Morningstar Inc., the influential Chicago-based fund-rating firm, recommended a week ago that investors avoid investments in the mutual funds of the NationsFunds, Banc One, Janus, and Strong families. The firm noted these fund groups had been named in Spitzer's complaint and said they shouldn't be considered investment options until they prove they are putting shareholders first.

That creates a dilemma for a lot of individual investors. They're fairly certain their domestic growth or balanced and bond funds were unaffected by the trading allegations -- which were limited mostly to the international funds in the firms -- and they don't necessarily want to change.

The fund firms haven't been formally charged with breaking the law, and they certainly haven't been convicted of anything.

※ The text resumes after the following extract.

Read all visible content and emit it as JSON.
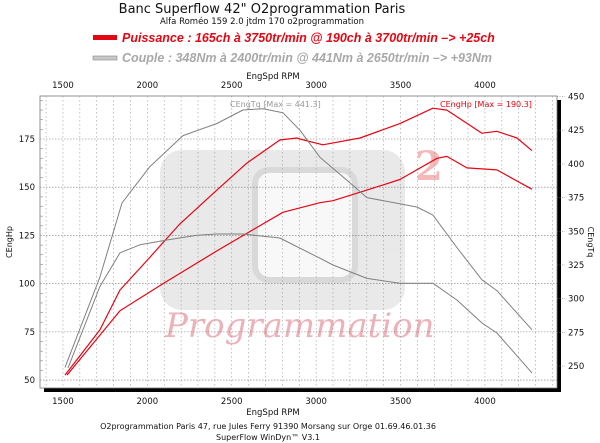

And it should be noted that a subpoena is merely a request for information, not an automatic indication that a company's under investigation.

By the same token, the number of subpoenas being tossed at the fund industry further confuses the issue. Several investors noted in e-mails that they were prepared to follow Morningstar's recommendation, until they read that the firms to which they were planning to make a change -- most notably the Vanguard Group -- had been on the receiving end of subpoenas.

That what-to-do-next confusion is about to get a little worse.

While an individual investor can make a case for staying in any of the fund groups implicated by Spitzer -- and I noted last week that the key question for investors is "Would I buy this fund again today?" -- corporate entities will have a much harder time of it.

The person overseeing the 401(k) plan can't necessarily afford to wait for legal judgments before making a move.

In the past week, I have talked to any number of 401(k) plan administrators and benefits coordinators. If their benefits package currently offers funds from the affected groups, they all see themselves making a change in the near future.

The thinking runs this way: "If there is a hint of scandal at these fund firms and I do not kick them out of the plan, then when the next problem occurs, employees will be suing me for not protecting them."

That's not a risk most companies are willing to take.

The result is that if you have the four implicated firms in your retirement plan, you can almost bet that a change is coming.

It makes no difference whether you want the change or not (and it won't have any tax impact, since changing funds within a tax-advantaged account has no tax implications), you can pretty much count on your employer making a move.

The result is an unusual opportunity to improve your investment options.

Given the scandal, telling the brass that you want a better plan with more investment choices from a wider array of fund providers may get some results.

After all, employers will want to couch their changes in terms such as "We're upgrading your retirement plan!" . . .

Katy is one of the many investors who has written in the last two weeks trying to decide how to handle the funds involved in the scandal.

She was ready to unload her Janus funds in favor of Vanguard when she read about that firm being included in the subpoenas. (She also read about Invesco, Fleet, Putnam, and others, although none of those firms were included in Spitzer's complaint.)

It's important that investors don't jump to conclusions or try to outguess the investigators here.

Ultimately, that leaves investors like Katy trying to figure out just where their favored companies are going to fall. There won't be a right answer until we're viewing this situation in our rear-view mirror. But jumping in and out of funds for reasons that have nothing to do with the market or investment strategy is considered an almost sure-fire formula for disaster, so investors need to be careful not to make the fund industry's bad situation something much worse for their own portfolio.